While the balance sheets may look healthy to Wall Street, the internal reality is far more volatile. When a company tells its employees it is “proud of the growth” while simultaneously handing out severance packages, it creates a culture of precariousness. The psychological contract between employer and employee—where loyalty and performance were rewarded with stability—has effectively been rewritten.

Cisco Layoffs 2026: Record Revenue, 4,000 Pink Slips

For the thousands affected by these layoffs, the timing is particularly challenging. While the AI boom is creating new jobs, those roles often require a specific set of certifications and experience that may not align perfectly with a career spent in traditional networking.
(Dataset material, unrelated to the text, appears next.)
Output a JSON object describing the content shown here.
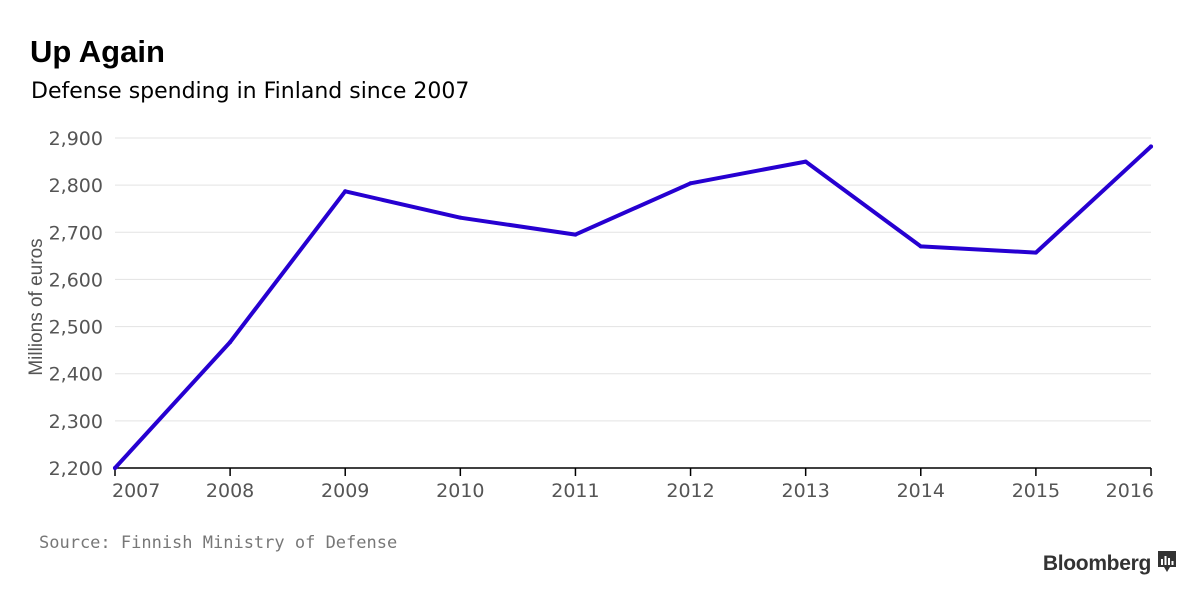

The “pride” mentioned in executive communications often feels hollow to an engineer who has spent a decade scaling the company’s infrastructure only to be told their role is no longer aligned with the “future vision.”

Industry analysts suggest that Cisco is not alone in this. From Google to Meta, the trend of “right-sizing” during periods of profitability is the new norm. Companies are no longer hiring for the peak of the bubble; they are hiring for a lean, AI-integrated future.

What In other words for the Tech Industry

The Cisco situation serves as a warning for the rest of the enterprise tech world. It signals that no amount of revenue growth can protect a workforce if the company’s core product is perceived as legacy. The “AI pivot” is not just a marketing slogan; it is a mandate that is forcing companies to cannibalize their own successful departments to build something new.

For professionals in the field, the takeaway is clear: adaptability is the only real job security. The ability to transition from hardware management to AI orchestration is no longer an optional skill—it is a survival requirement.

Disclaimer: This article is for informational purposes only and does not constitute financial or investment advice.

Cisco’s next major checkpoint will be its upcoming quarterly earnings report, where investors will be looking for evidence that the workforce reductions and the Splunk integration are translating into accelerated AI revenue growth. We will continue to monitor the official filings for updates on the transition’s progress.